Jusqu'à ce que quelqu'un active la cloche d'entrée.

La libraire n'a pas envie de voir sa mère, mais elle descend ouvrir quand même.

C'est Gabriel. Il cache son visage derrière les pans de son manteau et la regarde avec des yeux suppliants.

Charlotte ne ressent pas l'attraction surnaturelle habituelle. Elle est juste soulagée de le revoir, contente de le revoir, inquiète de le revoir, tout en même temps. Elle a envie de se remettre à pleurer, de hurler, de rire tout à la fois. À la place elle reste là, pantoise, les yeux rouges et la bouche entrouverte, sa main tremble sur la clinche.

— Je peux rentrer ? demande-t-il.

La jeune femme ouvre sa porte. Gabriel porte un gros carton qui fait un drôle de bruit en bringuebalant. Il le pose sur le comptoir. Charlotte le regarde faire, les bras le long du corps. Elle devrait peut-être s'armer... Mais elle ne sait plus ce qui blesse un vampire. Pourquoi voudrait-elle lui faire mal ? Son cerveau bourdonne.

— Je... T'ai refait un service à thé, annonce juste le garçon.

Et, joignant le geste à la parole, il sort du carton une magnifique théière en céramique. Charlotte reste plusieurs secondes bouche bée.

— J'ai fait 5 tasses, précise-t-il en vérifiant qu'elles sont bien toutes dans la boîte. Si tu en veux plus, je peux en faire d'autres.

— C'est- c'est toi qui as fait ça ?

— J'étais céramiste quand j'étais humain. Je crois... Je ne m'en souviens plus très bien mais, euh... J'avais retenu comment faire, en tous cas.

La libraire s'approche et prend la théière qu'il lui met dans les mains. Elle est juste magnifique : Gabriel a fait des motifs Art Nouveau assortis aux rideaux, et les hanses imitent le bois brut des bibliothèques de la librairie.

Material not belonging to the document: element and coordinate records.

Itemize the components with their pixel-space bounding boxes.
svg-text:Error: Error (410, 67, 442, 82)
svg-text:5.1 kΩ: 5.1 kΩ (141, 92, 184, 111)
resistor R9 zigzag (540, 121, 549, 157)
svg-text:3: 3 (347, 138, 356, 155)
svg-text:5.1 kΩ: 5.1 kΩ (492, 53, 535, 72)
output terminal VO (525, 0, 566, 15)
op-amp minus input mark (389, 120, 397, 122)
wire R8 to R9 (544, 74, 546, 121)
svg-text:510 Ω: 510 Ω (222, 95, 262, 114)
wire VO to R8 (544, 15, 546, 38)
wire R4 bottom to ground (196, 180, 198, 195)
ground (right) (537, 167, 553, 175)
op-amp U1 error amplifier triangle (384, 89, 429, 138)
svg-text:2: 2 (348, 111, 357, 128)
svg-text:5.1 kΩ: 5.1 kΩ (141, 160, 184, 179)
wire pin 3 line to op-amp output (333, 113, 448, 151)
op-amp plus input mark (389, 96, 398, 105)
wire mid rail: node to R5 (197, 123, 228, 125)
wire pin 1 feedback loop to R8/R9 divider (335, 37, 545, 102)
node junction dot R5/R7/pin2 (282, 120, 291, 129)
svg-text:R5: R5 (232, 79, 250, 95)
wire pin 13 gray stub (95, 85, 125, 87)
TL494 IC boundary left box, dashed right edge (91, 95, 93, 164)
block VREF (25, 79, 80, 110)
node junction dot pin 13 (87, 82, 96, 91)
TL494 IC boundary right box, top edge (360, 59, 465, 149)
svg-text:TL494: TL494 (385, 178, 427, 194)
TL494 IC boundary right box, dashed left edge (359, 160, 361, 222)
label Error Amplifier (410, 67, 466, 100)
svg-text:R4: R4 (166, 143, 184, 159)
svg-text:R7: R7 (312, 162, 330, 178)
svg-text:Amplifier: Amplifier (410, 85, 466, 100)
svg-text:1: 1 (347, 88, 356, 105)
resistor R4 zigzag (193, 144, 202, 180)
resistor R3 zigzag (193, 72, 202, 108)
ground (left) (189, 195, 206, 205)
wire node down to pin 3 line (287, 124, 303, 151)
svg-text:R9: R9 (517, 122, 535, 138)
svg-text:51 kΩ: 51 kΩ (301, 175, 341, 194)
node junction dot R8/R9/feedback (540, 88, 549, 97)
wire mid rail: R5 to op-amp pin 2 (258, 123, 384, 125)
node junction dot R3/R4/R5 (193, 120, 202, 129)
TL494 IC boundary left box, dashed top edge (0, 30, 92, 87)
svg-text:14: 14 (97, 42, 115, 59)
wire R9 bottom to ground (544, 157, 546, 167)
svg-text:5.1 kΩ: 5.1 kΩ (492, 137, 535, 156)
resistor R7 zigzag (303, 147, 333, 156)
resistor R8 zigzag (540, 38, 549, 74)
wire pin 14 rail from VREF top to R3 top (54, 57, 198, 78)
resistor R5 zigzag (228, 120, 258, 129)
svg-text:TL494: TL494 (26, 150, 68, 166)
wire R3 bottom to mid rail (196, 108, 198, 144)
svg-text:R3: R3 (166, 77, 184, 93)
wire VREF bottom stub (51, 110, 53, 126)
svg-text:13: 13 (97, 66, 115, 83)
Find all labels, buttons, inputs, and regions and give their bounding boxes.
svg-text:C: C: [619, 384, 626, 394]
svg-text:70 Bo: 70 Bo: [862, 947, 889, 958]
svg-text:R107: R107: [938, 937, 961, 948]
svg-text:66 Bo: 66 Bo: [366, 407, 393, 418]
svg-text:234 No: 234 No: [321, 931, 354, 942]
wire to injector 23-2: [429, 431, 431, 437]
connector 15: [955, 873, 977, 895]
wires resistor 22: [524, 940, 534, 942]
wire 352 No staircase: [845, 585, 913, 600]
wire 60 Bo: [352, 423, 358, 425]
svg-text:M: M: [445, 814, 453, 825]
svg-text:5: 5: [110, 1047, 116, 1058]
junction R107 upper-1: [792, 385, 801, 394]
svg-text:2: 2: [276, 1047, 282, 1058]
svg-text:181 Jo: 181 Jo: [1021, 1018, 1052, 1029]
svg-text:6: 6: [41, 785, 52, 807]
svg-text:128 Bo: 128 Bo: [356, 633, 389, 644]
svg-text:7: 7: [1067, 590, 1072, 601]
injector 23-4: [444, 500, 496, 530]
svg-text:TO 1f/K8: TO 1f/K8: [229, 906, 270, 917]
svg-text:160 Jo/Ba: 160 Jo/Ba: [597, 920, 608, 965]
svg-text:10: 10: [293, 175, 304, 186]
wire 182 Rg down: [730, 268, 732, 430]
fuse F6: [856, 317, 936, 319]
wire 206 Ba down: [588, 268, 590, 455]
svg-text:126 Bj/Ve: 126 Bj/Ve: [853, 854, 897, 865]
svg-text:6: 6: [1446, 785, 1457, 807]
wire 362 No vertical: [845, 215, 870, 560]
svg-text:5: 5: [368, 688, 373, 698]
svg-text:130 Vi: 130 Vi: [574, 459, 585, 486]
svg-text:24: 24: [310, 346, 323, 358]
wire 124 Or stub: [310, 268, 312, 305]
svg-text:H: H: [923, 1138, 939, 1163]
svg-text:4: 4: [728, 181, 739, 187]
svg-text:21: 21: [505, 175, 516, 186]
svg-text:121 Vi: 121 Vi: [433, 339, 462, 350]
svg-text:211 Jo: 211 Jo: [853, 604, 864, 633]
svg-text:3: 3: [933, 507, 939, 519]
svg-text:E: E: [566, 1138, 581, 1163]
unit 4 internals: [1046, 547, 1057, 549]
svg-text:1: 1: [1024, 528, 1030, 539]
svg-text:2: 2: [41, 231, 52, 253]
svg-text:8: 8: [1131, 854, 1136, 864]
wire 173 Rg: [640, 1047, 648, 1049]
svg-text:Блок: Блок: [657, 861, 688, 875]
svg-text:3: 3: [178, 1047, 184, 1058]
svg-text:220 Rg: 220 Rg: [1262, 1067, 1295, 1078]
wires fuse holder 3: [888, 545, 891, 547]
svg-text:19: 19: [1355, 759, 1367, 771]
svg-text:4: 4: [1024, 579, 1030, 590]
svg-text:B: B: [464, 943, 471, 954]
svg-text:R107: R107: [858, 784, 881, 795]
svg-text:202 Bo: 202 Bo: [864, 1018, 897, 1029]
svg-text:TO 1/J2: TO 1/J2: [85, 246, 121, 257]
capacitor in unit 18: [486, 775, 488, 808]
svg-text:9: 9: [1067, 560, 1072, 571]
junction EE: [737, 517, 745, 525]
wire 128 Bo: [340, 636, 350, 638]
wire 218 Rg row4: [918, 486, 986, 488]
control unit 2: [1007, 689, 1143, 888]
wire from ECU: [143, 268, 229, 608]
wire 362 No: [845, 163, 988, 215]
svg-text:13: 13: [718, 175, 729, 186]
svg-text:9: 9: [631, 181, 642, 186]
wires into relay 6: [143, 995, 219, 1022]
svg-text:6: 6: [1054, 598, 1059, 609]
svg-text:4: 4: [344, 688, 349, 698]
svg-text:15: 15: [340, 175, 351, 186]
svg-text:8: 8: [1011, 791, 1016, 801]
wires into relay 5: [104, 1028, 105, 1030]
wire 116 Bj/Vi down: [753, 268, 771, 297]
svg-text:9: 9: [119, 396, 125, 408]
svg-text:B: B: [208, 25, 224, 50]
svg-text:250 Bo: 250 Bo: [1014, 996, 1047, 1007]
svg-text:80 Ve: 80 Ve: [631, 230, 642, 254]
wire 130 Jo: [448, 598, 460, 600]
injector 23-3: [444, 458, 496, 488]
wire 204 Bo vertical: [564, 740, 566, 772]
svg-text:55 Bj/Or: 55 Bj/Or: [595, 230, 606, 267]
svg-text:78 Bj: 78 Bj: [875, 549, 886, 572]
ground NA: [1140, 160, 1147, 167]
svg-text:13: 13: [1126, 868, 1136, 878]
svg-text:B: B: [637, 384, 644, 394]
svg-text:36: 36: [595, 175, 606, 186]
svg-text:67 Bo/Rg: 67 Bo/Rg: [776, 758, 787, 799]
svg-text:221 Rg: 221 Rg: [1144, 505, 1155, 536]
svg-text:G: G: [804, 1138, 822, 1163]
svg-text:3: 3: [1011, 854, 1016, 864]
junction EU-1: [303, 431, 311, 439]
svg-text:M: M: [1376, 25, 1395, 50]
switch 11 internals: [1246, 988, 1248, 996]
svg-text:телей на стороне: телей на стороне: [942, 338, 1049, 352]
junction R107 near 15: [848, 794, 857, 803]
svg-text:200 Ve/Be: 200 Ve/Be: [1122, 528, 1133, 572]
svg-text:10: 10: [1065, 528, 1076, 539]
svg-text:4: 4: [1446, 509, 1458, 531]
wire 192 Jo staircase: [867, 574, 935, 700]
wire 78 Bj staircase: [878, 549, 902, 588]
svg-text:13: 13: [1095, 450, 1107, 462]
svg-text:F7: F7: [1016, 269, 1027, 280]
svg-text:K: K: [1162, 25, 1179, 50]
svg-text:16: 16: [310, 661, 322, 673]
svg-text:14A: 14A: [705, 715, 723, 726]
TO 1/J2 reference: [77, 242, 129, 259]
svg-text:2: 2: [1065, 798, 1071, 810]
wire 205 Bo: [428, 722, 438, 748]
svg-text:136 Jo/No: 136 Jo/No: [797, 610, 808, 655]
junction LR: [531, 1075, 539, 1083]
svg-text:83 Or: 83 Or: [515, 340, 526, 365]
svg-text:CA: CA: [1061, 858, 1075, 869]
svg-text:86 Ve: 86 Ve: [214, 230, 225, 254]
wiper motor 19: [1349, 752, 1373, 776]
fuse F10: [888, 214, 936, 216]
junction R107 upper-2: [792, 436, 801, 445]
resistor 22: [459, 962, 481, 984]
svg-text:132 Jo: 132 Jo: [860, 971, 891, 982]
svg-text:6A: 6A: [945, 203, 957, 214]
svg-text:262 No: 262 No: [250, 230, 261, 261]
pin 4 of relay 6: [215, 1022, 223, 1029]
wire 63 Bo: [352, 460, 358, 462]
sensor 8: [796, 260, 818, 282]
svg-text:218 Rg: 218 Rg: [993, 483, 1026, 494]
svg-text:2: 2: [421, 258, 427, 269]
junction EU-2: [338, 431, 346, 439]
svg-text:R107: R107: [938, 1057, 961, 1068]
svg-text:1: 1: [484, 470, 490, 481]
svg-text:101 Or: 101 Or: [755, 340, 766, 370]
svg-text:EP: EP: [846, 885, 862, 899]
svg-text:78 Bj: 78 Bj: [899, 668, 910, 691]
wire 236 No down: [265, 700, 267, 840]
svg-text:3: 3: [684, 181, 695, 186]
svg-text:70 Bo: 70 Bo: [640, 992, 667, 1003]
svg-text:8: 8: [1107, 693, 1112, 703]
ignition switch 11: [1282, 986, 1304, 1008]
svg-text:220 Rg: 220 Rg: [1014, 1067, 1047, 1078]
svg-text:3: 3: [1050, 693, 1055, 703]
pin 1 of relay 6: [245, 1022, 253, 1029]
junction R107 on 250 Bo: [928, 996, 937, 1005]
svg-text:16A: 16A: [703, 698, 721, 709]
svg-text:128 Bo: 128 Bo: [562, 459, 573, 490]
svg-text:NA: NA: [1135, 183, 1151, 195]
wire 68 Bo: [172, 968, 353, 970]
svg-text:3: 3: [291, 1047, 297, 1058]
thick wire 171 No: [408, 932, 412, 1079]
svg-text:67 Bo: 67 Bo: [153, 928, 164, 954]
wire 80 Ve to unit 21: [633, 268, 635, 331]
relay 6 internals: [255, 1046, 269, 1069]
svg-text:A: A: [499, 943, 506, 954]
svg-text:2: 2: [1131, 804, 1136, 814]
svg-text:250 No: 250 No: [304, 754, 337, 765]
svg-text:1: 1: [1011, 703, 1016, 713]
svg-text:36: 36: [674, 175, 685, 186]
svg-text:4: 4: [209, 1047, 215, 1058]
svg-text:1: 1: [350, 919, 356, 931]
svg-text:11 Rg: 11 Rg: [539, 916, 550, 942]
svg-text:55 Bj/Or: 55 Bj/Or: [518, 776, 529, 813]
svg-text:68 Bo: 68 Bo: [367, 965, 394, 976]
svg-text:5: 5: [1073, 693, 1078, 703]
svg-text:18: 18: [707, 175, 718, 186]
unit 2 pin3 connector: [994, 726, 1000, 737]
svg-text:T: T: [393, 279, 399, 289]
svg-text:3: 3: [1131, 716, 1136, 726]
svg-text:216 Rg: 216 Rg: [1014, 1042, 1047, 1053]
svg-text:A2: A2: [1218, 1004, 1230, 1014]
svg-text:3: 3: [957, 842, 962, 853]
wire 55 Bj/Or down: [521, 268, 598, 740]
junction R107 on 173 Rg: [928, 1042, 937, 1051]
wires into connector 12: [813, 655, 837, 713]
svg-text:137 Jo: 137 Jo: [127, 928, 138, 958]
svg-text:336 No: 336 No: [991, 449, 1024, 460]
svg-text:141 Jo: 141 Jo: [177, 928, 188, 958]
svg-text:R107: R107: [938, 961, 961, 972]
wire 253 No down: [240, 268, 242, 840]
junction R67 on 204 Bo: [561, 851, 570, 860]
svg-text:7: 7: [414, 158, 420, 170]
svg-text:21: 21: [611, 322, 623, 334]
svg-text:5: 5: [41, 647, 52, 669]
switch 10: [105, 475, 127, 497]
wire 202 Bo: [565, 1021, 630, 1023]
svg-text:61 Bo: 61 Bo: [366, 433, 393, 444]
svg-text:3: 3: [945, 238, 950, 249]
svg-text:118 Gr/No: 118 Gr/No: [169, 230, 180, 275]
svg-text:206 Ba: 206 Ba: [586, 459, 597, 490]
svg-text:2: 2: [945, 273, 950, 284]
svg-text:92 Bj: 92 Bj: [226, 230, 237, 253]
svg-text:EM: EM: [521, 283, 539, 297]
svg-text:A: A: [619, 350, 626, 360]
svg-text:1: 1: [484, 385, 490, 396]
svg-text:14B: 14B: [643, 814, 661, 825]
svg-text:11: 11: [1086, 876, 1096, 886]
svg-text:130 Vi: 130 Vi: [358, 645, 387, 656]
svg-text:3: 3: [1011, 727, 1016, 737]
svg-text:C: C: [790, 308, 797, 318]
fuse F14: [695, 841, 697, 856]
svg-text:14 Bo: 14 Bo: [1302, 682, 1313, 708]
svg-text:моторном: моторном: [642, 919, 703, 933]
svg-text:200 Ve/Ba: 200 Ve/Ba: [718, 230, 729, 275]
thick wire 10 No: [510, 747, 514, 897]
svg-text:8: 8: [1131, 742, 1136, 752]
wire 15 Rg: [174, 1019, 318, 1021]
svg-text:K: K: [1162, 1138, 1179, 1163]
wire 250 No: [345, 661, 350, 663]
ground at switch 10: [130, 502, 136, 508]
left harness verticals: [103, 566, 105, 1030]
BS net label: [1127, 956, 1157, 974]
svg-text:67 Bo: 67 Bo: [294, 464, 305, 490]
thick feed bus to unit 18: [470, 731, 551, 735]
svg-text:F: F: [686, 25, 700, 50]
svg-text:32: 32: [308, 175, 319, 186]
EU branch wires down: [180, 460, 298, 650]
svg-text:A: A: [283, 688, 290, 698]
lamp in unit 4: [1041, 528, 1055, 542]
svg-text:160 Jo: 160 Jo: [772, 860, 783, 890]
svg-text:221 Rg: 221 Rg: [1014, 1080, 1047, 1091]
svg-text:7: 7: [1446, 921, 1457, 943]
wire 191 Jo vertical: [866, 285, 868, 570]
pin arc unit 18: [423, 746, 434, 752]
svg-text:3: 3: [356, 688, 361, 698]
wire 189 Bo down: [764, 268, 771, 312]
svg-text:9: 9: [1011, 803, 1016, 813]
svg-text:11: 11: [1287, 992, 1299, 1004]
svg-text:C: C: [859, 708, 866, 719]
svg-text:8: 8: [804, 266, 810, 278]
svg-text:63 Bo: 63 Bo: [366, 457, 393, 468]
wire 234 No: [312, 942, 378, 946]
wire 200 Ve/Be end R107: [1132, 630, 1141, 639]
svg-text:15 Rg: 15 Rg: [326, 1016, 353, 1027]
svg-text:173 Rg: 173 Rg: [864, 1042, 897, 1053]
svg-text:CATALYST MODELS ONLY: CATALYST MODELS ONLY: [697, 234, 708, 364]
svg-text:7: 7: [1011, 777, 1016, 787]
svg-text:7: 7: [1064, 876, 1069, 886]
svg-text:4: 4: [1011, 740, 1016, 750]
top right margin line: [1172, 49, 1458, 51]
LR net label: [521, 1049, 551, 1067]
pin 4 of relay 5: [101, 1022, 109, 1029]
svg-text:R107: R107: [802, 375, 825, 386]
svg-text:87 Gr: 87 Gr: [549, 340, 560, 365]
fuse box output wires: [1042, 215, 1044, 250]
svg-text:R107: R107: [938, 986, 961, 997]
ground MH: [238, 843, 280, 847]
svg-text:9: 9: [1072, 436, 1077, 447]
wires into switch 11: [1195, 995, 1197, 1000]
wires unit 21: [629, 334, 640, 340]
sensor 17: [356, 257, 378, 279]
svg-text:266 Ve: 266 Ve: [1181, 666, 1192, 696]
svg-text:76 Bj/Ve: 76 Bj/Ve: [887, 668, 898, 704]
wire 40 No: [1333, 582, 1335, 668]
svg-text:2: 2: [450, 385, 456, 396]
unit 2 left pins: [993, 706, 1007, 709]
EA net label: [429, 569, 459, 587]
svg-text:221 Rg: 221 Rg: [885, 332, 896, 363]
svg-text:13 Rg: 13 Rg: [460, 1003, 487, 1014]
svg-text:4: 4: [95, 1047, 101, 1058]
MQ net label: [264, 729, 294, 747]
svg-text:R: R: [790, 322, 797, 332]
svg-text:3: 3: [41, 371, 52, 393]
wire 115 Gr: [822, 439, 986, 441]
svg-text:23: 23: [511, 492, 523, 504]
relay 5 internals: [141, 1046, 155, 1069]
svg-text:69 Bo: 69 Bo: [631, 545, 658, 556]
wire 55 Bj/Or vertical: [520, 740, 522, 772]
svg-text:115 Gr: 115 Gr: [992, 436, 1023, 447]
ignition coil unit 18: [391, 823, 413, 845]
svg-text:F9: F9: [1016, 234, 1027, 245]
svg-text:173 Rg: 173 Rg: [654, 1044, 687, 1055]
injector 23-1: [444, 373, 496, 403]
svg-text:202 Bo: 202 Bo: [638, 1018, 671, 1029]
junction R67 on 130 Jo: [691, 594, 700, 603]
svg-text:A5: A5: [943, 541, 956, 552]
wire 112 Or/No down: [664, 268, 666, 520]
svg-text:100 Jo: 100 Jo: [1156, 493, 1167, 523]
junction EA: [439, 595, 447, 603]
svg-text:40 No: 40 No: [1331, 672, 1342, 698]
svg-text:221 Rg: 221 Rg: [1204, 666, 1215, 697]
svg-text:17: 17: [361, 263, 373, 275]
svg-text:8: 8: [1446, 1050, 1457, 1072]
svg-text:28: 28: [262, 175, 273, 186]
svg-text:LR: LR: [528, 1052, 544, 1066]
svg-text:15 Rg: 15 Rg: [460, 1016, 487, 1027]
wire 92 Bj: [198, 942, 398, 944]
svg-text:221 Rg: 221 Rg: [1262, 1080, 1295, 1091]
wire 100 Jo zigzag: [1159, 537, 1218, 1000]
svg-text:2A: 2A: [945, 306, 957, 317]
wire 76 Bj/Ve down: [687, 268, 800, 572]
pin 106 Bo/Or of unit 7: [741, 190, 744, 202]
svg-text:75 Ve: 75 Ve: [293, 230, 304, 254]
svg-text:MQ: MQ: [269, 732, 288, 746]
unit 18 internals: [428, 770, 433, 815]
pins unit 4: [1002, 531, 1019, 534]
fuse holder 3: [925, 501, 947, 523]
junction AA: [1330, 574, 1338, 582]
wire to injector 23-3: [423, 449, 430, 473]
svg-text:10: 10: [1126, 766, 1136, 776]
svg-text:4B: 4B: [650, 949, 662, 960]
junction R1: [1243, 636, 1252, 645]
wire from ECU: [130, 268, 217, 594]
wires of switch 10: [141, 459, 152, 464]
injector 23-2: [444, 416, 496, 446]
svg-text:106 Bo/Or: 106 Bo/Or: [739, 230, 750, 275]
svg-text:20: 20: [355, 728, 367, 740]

Chaque tasse a aussi une petite assiette assortie. Charlotte n'a pas les mots. Mais les larmes lui montent aux yeux. Ce cadeau ne fait qu'augmenter son trouble.

— Merci, murmure-t-elle.

— Tu... Tu n'aimes pas ? Désolé, je ne sais pas ce que les gens s'offrent aujourd'hui...

Le vampire bredouille et se gratte les poignets depuis qu'il est entré dans la pièce. La libraire ne peut retenir un gloussement malgré la gravité des émotions qui l'habitent.

— C'est absolument magnifique, merci. Je l'adore. Mais je pense que tu me dois autre chose.

— Quoi donc ? demande Gabriel, soucieux.

Charlotte réfléchit plusieurs longues secondes. Elle passe ses doigts le long des motifs boisés gravés dans la hanse de la tasse qu'elle tient dans les mains.

— Je propose qu'on inaugure ce service, et que j'ai droit à toute la vérité.

Gabriel ne répond rien de particulier, il empoigne juste le carton et se dirige prestement vers l'arrière-boutique.